Words by Eric, Pics By Pete
Crew;
A Team: El Pres, Butty, Slim, Dunc, Doog, Mr I, Three sheds, Eric.
Pub:
Route: Rainbow Bridge, Middlewood Way, Doog steps into Bolly, Ingersley Vale, Poachers snickett, Oakenbank, Jumper Lane, Blaze Hill, Highwayman, Gritstone, Sponds, Dale Top, Pott Shrigley, Poachers
Conditions; Miserably wet at low level, climbing into miserably cloudy higher up.
Stats; Non reported
Offs; Non reported
With a distinct lack of enthusiasm from the southern contingent an RB start was declared with El Pres and Doog making the journey up from the south.
It looked like a bit of a leadership vacuum might be developing until Butty, by far the northernmost chap, stepped into the breach and lead off along the Middlewood Way. The steps from there down to Bollington were the scene of a Doog somersault many years ago – the poor guy was persuaded to give it another go, and as we reminded him, bikes have suspension forks these days (most bikes Dunc).

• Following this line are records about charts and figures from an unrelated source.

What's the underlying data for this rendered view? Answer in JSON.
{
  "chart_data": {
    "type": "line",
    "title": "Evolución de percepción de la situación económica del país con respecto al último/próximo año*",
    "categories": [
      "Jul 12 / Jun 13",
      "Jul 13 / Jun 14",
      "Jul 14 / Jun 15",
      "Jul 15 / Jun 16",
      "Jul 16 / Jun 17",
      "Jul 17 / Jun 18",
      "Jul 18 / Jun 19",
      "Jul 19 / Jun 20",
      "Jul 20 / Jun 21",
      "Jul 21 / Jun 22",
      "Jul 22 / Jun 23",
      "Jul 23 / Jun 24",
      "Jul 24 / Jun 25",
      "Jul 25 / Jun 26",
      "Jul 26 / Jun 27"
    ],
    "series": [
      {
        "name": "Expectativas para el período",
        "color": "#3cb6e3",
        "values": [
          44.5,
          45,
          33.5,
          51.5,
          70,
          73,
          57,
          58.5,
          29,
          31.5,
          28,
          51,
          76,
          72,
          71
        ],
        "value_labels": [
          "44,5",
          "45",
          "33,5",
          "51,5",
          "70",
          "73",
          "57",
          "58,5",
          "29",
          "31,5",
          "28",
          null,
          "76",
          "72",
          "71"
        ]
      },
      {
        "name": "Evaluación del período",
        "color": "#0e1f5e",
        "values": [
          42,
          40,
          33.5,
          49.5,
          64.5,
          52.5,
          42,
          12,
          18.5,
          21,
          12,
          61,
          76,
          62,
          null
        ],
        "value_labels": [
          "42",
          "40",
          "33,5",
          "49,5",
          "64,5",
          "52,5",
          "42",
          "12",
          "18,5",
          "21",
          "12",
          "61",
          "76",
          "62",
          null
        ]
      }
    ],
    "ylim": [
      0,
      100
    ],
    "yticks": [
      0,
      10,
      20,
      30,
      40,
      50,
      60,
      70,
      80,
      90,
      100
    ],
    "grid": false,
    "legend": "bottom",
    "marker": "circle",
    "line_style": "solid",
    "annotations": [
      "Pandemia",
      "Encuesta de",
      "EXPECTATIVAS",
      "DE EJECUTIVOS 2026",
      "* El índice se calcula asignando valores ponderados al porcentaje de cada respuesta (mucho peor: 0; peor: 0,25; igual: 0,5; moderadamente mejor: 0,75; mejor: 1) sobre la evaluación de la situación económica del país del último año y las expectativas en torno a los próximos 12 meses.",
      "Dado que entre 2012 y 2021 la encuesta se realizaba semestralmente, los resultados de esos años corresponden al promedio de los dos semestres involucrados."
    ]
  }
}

With everyone safely downstairs it was up to Ingersley Vale for an ascent of the Poachers snicket which seemed to have got very muddy with the building works at the bottom. Oakenbank and Jumper Lane saw us reach the cloudbase where things got wetter than they already were and as we climbed Blaze Hill the visibility shrunk too. The only good thing about not being able to see where you are going is that you can’t see how far you still have to climb.
The ride along from the Highwayman to Charles Head was a little scary as those mega rear lights don’t seem quite so bright in the fog. By Charles Head it was full on grim so to make it worse we headed up the gloop towards Sponds – “I think we need to turn off left somewhere around here”; then we saw Butty’s lights, local knowledge, we’re saved. It only took a couple of flounders around in the gloom and we were back on track. The rocky bit from Dale Top saw your correspondent suffering from glasses – can’t see without ‘em; can’t see with ‘em all fogged up.

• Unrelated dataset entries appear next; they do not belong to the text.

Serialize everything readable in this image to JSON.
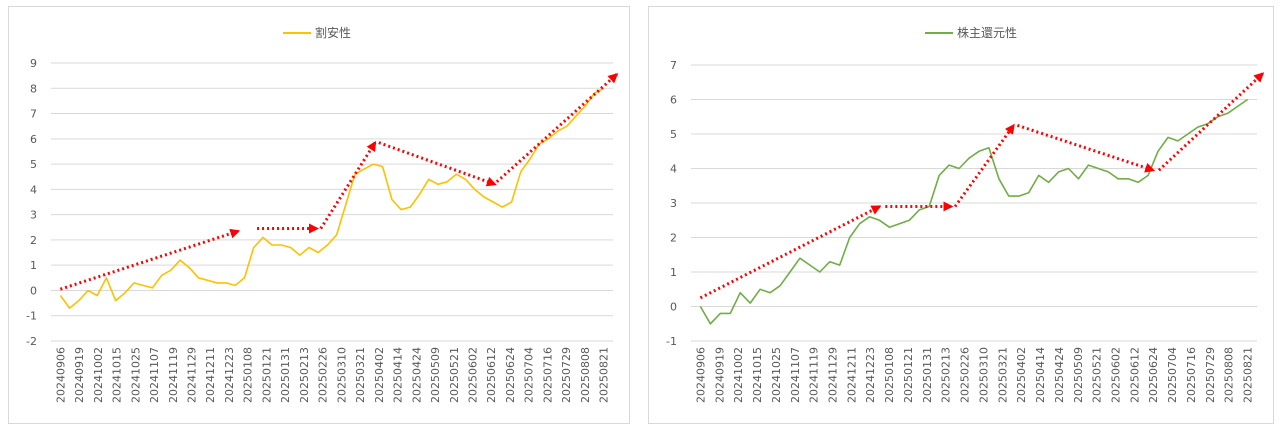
{
  "chart_data": [
    {
      "type": "line",
      "legend_position": "top",
      "grid": true,
      "ylim": [
        -2,
        9
      ],
      "y_ticks": [
        -2,
        -1,
        0,
        1,
        2,
        3,
        4,
        5,
        6,
        7,
        8,
        9
      ],
      "x_labels": [
        "20240906",
        "20240919",
        "20241002",
        "20241015",
        "20241025",
        "20241107",
        "20241119",
        "20241129",
        "20241211",
        "20241223",
        "20250108",
        "20250121",
        "20250131",
        "20250213",
        "20250226",
        "20250310",
        "20250321",
        "20250402",
        "20250414",
        "20250424",
        "20250509",
        "20250521",
        "20250602",
        "20250612",
        "20250624",
        "20250704",
        "20250716",
        "20250729",
        "20250808",
        "20250821"
      ],
      "series": [
        {
          "name": "割安性",
          "color": "#ffc000",
          "values": [
            -0.2,
            -0.7,
            -0.4,
            0.0,
            -0.2,
            0.5,
            -0.4,
            -0.1,
            0.3,
            0.2,
            0.1,
            0.6,
            0.8,
            1.2,
            0.9,
            0.5,
            0.4,
            0.3,
            0.3,
            0.2,
            0.5,
            1.7,
            2.1,
            1.8,
            1.8,
            1.7,
            1.4,
            1.7,
            1.5,
            1.8,
            2.2,
            3.4,
            4.6,
            4.8,
            5.0,
            4.9,
            3.6,
            3.2,
            3.3,
            3.8,
            4.4,
            4.2,
            4.3,
            4.6,
            4.4,
            4.0,
            3.7,
            3.5,
            3.3,
            3.5,
            4.7,
            5.2,
            5.8,
            6.0,
            6.3,
            6.5,
            6.9,
            7.3,
            7.8,
            8.0
          ]
        }
      ],
      "trend_arrows": [
        {
          "from": [
            0,
            0.05
          ],
          "to": [
            9.5,
            2.35
          ]
        },
        {
          "from": [
            10.5,
            2.45
          ],
          "to": [
            13.7,
            2.45
          ]
        },
        {
          "from": [
            13.9,
            2.45
          ],
          "to": [
            16.8,
            5.85
          ]
        },
        {
          "from": [
            17.0,
            5.85
          ],
          "to": [
            23.2,
            4.2
          ]
        },
        {
          "from": [
            23.3,
            4.3
          ],
          "to": [
            29.7,
            8.55
          ]
        }
      ]
    },
    {
      "type": "line",
      "legend_position": "top",
      "grid": true,
      "ylim": [
        -1,
        7
      ],
      "y_ticks": [
        -1,
        0,
        1,
        2,
        3,
        4,
        5,
        6,
        7
      ],
      "x_labels": [
        "20240906",
        "20240919",
        "20241002",
        "20241015",
        "20241025",
        "20241107",
        "20241119",
        "20241129",
        "20241211",
        "20241223",
        "20250108",
        "20250121",
        "20250131",
        "20250213",
        "20250226",
        "20250310",
        "20250321",
        "20250402",
        "20250414",
        "20250424",
        "20250509",
        "20250521",
        "20250602",
        "20250612",
        "20250624",
        "20250704",
        "20250716",
        "20250729",
        "20250808",
        "20250821"
      ],
      "series": [
        {
          "name": "株主還元性",
          "color": "#70ad47",
          "values": [
            0.0,
            -0.5,
            -0.2,
            -0.2,
            0.4,
            0.1,
            0.5,
            0.4,
            0.6,
            1.0,
            1.4,
            1.2,
            1.0,
            1.3,
            1.2,
            2.0,
            2.4,
            2.6,
            2.5,
            2.3,
            2.4,
            2.5,
            2.8,
            2.9,
            3.8,
            4.1,
            4.0,
            4.3,
            4.5,
            4.6,
            3.7,
            3.2,
            3.2,
            3.3,
            3.8,
            3.6,
            3.9,
            4.0,
            3.7,
            4.1,
            4.0,
            3.9,
            3.7,
            3.7,
            3.6,
            3.8,
            4.5,
            4.9,
            4.8,
            5.0,
            5.2,
            5.3,
            5.5,
            5.6,
            5.8,
            6.0
          ]
        }
      ],
      "trend_arrows": [
        {
          "from": [
            0,
            0.25
          ],
          "to": [
            9.5,
            2.9
          ]
        },
        {
          "from": [
            9.8,
            2.9
          ],
          "to": [
            13.3,
            2.9
          ]
        },
        {
          "from": [
            13.5,
            2.9
          ],
          "to": [
            16.6,
            5.25
          ]
        },
        {
          "from": [
            16.8,
            5.25
          ],
          "to": [
            24.0,
            3.95
          ]
        },
        {
          "from": [
            24.3,
            3.95
          ],
          "to": [
            29.8,
            6.75
          ]
        }
      ]
    }
  ]
}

Once back down to Moorside Lane there was some debate about the next bits but the general consensus was – this is a bit grim, we’ve ridden enough to justify putting a stop to this, *** it, pub!

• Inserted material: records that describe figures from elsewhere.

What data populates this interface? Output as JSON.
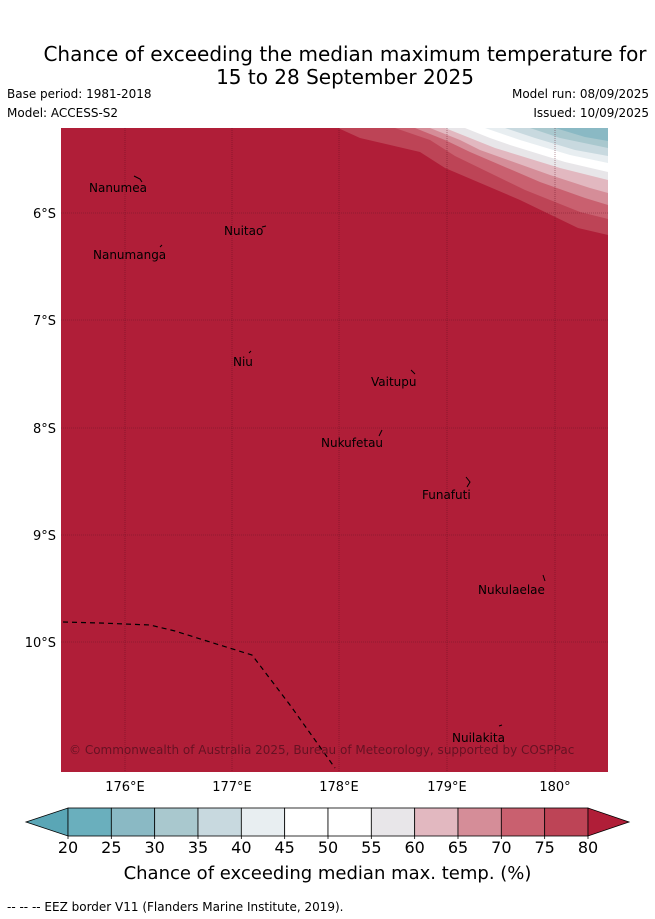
{
  "header": {
    "title_line1": "Chance of exceeding the median maximum temperature for",
    "title_line2": "15 to 28 September 2025",
    "base_period": "Base period: 1981-2018",
    "model": "Model: ACCESS-S2",
    "model_run": "Model run: 08/09/2025",
    "issued": "Issued: 10/09/2025"
  },
  "map": {
    "background_color": "#b01e38",
    "lat_labels": [
      "6°S",
      "7°S",
      "8°S",
      "9°S",
      "10°S"
    ],
    "lon_labels": [
      "176°E",
      "177°E",
      "178°E",
      "179°E",
      "180°"
    ],
    "places": [
      "Nanumea",
      "Nuitao",
      "Nanumanga",
      "Niu",
      "Vaitupu",
      "Nukufetau",
      "Funafuti",
      "Nukulaelae",
      "Nuilakita"
    ],
    "copyright": "© Commonwealth of Australia 2025, Bureau of Meteorology, supported by COSPPac"
  },
  "colorbar": {
    "ticks": [
      "20",
      "25",
      "30",
      "35",
      "40",
      "45",
      "50",
      "55",
      "60",
      "65",
      "70",
      "75",
      "80"
    ],
    "colors": [
      "#6aafbd",
      "#8ab9c4",
      "#a9c8ce",
      "#c8d9df",
      "#e8eef1",
      "#ffffff",
      "#ffffff",
      "#e8e6e9",
      "#e2b8c0",
      "#d58d98",
      "#c9606f",
      "#bd4456"
    ],
    "under_color": "#5aa6b6",
    "over_color": "#b01e38",
    "label": "Chance of exceeding median max. temp. (%)"
  },
  "footer": {
    "eez_note": "--  --  -- EEZ border V11 (Flanders Marine Institute, 2019)."
  }
}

We arrive at the Poachers to find cyclists were expected – nearly all the seats were decked out with rather fetching black bin bags.
Your correspondent left the Poachers at what seemed like a sensible time but it would appear from reports on social media that an old fashioned axis of evil broke out shortly afterwards. Reports were received that some of our members were not functioning fully the following morning and one was seen drinking soft drinks as long after the event as Sunday. It would appear that El Pres is certainly not yet suffering from glasses.